Писатель был в шоке.
— Извини, Нэнси, мне нужно бежать сейчас. Я уверен, что завтра увидимся.
— О, подождите минутку, — перебила она его, — хотите расскажу кое-что интересное?
Писатель надеялся, что его хмурый вид не передастся через телефон.
— Конечно, Нэнси.
— Мне приснился сон про вас сегодня ночью...
— На самом деле? Я бы с удовольствием послушал об этом, но в другой раз, сейчас я должен...
— Мне приснилось, что ты трахал меня, и, как говорил мой папа, ты ёб меня, как цементовоз без тормозов! И... Потом... У нас был ребёнок!
— О, прекрасно, — бормотал писатель, — но я должен...
В трубке телефона прозвучало неприятное хихиканье.
— Но знаешь, что было смешно?
— Нет, Нэнси, не знаю, — ответил он.
— У ребёнка была не обычная голова! У него была голова быка!
— Бычья голова! Круто! Потом договорим, пока! — И он положил телефон.
Голова быка? Господи Иисусе! Что за бред. Он покопался в карманах, достал ещё одну монетку и бросил её в таксофон. На этот раз он набрал правильный номер.

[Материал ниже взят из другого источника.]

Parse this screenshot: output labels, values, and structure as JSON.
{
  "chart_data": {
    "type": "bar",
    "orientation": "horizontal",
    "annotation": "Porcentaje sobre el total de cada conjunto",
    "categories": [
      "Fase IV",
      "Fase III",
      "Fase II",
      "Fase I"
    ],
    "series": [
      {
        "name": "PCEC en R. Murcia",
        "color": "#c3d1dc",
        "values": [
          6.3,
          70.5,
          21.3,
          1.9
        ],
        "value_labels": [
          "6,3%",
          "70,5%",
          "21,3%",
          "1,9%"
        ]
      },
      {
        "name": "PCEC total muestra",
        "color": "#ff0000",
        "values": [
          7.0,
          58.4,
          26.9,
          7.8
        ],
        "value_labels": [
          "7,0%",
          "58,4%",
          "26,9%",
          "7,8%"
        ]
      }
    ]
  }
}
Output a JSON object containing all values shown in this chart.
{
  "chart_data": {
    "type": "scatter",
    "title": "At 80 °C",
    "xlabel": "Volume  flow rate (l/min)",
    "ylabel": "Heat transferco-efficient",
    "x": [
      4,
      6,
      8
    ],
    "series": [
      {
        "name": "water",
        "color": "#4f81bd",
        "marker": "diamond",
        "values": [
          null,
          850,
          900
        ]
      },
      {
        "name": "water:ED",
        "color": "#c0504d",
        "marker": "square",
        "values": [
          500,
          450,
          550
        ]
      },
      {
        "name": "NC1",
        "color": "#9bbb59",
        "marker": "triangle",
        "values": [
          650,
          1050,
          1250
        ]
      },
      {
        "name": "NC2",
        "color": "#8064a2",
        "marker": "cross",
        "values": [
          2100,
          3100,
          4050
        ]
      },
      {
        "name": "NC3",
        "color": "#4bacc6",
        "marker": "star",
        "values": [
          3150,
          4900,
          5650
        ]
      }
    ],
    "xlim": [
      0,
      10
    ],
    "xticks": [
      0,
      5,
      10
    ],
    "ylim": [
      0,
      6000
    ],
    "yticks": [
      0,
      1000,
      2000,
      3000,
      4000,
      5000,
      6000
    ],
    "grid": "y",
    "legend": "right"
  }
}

— Алло? — Раздался мужской голос...
Писатель поднес телефон к уху, широко раскрыв глаза.
— Шестой номер? Это ваша комната? — Спросил он.
— Да, блять! Ты же его, наверное, набрал?
Писатель начал потеть.
— Кто вы...
— Боже, ради всего святого. Если ты не знаешь, кому звонишь, то зачем спрашиваешь, с кем разговариваешь?
Писатель, конечно, признал голос своим.
— Я звоню... Потому что... Ну, это упражнение в абстракции, яполагаю.
Он услышал, как его собственный голос смеялся в трубке.
— Что за херню ты мелишь! Приятель? Вчера вечером я написал те абзацы, а не ты. — Писателя затрясло. — И я рад, что ты позвонил, потому что именно я напишу нашу книгу, а не ты, тупой говнюк! И знаешь что? У меня неплохо получается, если можно так выразиться.
— Что за бред...
— Однако есть одна вещь. Название отстой. Я поменяю его на что-нибудь более подходящее.
Писатель возмутился:
— Ты не сделаешь этого! Это отличное название!
— Боже, ты что, хочешь облажаться? Мусор белой готики? Ты серьёзно? Это претенциозное дерьмо, а не название. Нам нужно что-то символическое и в то же время поучительное.
— Оставь моё название в покое! — Взревел писатель.
— Не беспокойся об этом. Когда вернёшься сегодня утром... Всё увидишь сам.
Писатель глубоко вздохнул и досчитал до десяти.
— Я вешаю трубку, потому что это невозможно.
— Это экзистенционально невозможно, ты чертовски прав. Но мне неприятно тебе это говорить, приятель, экзистенциализм — это философия без члена.
Гнев овладел писателем.
— Я спрошу тебя ещё раз... Кто ты такой?